Der Widerstand der Ärzteschaft gegen das Impfen in der Apotheke scheint gebrochen: Bei „übergeordneten Gründen“ wie Durchimpfung der Bevölkerung gegen Grippe oder Corona dürfen wir nun wohl doch mit ins Boot.
Auch wenn die Pressemitteilung der Kassenärztlichen Bundesvereinigung (KBV) beim ersten Lesen anders wirkt: Der Widerstand der Ärzteschaft gegen die Grippeimpfung aus der Apotheke scheint gebrochen zu sein.
Mit „KBV stimmt ABDA zu: Impfen ist Ärzte-Sache“ ist die Mitteilung vom 2. Juli 2020 überschrieben. KBV-Vorstandsvorsitzender Dr. Andreas Gassen stimmt hierin Friedemann Schmitt, Präsident der ABDA, zu, der das Impfen originär als Angelegenheit der Ärzte und ganz zentrale Aufgabe vor allem von Kinder- und Hausärzten betrachtet.
Bei „übergeordneten Gründen“ wie „beispielsweise Massenimpfungen bei einer Durchimpfung der Bevölkerung“ gegen Grippe oder, ganz neu, Corona sieht Gassen allerdings die Apotheken nun doch mit im Boot. Im Mai 2019 war die Haltung der KBV zum Thema Grippeimpfung in der Apotheke noch eine ganz andere. KBV-Vizechef Dr. Stephan Hofmeister warnte sogar vor einer Gefährdung des Patientenwohls, sollten Apotheken die Impferlaubnis erhalten.
Die Ärzteschaft erscheint bei diesem Thema indes auch weiterhin uneins, denn entgegen der Äußerungen des KBV-Vorstandsvorsitzenden kann sich die Ärztekammer Westfalen-Lippe mit den Impfplänen der Apotheker weiterhin nicht anfreunden. Sie sehen nicht nur das Patientenwohl gefährdet, sondern machen sich offenbar zusätzlich Sorgen, wie es um die hygienischen Bedingungen in den Apothekenräumen bestellt ist.
Der Präsident der Ärztekammer Westfalen-Lippe (ÄKWL), Dr. Hans-Albert Gehle, befürchtet offenbar ein „Impfen am Verkaufstresen“. Er ist sich nicht sicher, dass „die nötigen Hygienevorschriften sowie die Privatsphäre der Patienten“ in den Apotheken, im Gegensatz zu den Arztpraxen, eingehalten werden können. Das klingt wenig wertschätzend und birgt einiges an sprichwörtlichem Sprengstoff.

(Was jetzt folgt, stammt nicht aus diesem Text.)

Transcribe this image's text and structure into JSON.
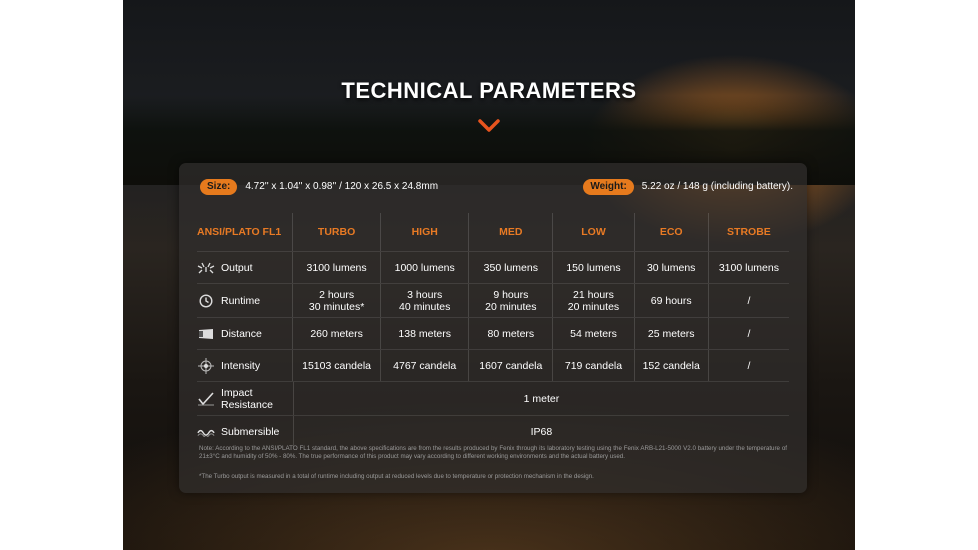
{
  "title": "TECHNICAL PARAMETERS",
  "size": {
    "label": "Size:",
    "value": "4.72'' x 1.04'' x 0.98'' / 120 x 26.5 x 24.8mm"
  },
  "weight": {
    "label": "Weight:",
    "value": "5.22 oz / 148 g (including battery)."
  },
  "table": {
    "corner": "ANSI/PLATO FL1",
    "modes": [
      "TURBO",
      "HIGH",
      "MED",
      "LOW",
      "ECO",
      "STROBE"
    ],
    "rows": {
      "output": {
        "label": "Output",
        "icon": "light-burst-icon",
        "values": [
          "3100 lumens",
          "1000 lumens",
          "350 lumens",
          "150 lumens",
          "30 lumens",
          "3100 lumens"
        ]
      },
      "runtime": {
        "label": "Runtime",
        "icon": "clock-icon",
        "values": [
          [
            "2 hours",
            "30 minutes*"
          ],
          [
            "3 hours",
            "40 minutes"
          ],
          [
            "9 hours",
            "20 minutes"
          ],
          [
            "21 hours",
            "20 minutes"
          ],
          [
            "69 hours"
          ],
          [
            "/"
          ]
        ]
      },
      "distance": {
        "label": "Distance",
        "icon": "beam-distance-icon",
        "values": [
          "260 meters",
          "138 meters",
          "80 meters",
          "54 meters",
          "25 meters",
          "/"
        ]
      },
      "intensity": {
        "label": "Intensity",
        "icon": "crosshair-star-icon",
        "values": [
          "15103 candela",
          "4767 candela",
          "1607 candela",
          "719 candela",
          "152 candela",
          "/"
        ]
      },
      "impact": {
        "label_line1": "Impact",
        "label_line2": "Resistance",
        "icon": "impact-check-icon",
        "value": "1 meter"
      },
      "submersible": {
        "label": "Submersible",
        "icon": "water-wave-icon",
        "value": "IP68"
      }
    }
  },
  "note": "Note: According to the ANSI/PLATO FL1 standard, the above specifications are from the results produced by Fenix through its laboratory testing using the Fenix ARB-L21-5000 V2.0 battery under the temperature of 21±3°C and humidity of 50% - 80%. The true performance of this product may vary according to different working environments and the actual battery used.",
  "footnote": "*The Turbo output is measured in a total of runtime including output at reduced levels due to temperature or protection mechanism in the design.",
  "colors": {
    "accent": "#e87a24",
    "badge": "#e67a1d",
    "text": "#ffffff",
    "note": "#9a9a9a"
  }
}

Doch ob die Ärzte nun dafür sind oder dagegen – die Grippeimpfung in der Apotheke wird kommen. Die Möglichkeit dazu bereitete das am 01. März 2020 in Kraft getretene Masernschutzgesetz, das einen entsprechenden Passus enthält. Das Modellvorhaben wird bereits ab diesem Herbst umgesetzt, darauf haben sich nun die AOK Rheinland/Hamburg und der Apothekerverband Nordrhein geeinigt. Die entsprechenden Leitlinien und Arbeitshilfen der ABDA wurden im Juni 2020 veröffentlicht.
In einer Apotheke dürfen sich nur Personen gegen Grippe impfen lassen, die
Und auch der Impfende muss bestimmte Voraussetzungen erfüllen. Denn in Apotheken darf nur approbiertes Personal zur Spritze greifen, das durch eine entsprechende Fortbildung auch dazu qualifiziert wurde. Ebenso gelten, entgegen aller Befürchtungen, selbstverständlich auch für die Impfräume entsprechende Vorschriften zu Diskretion und Hygiene. Es steht jedenfalls nicht zu befürchten, dass direkt am Handverkaufstisch die Nadel angesetzt wird.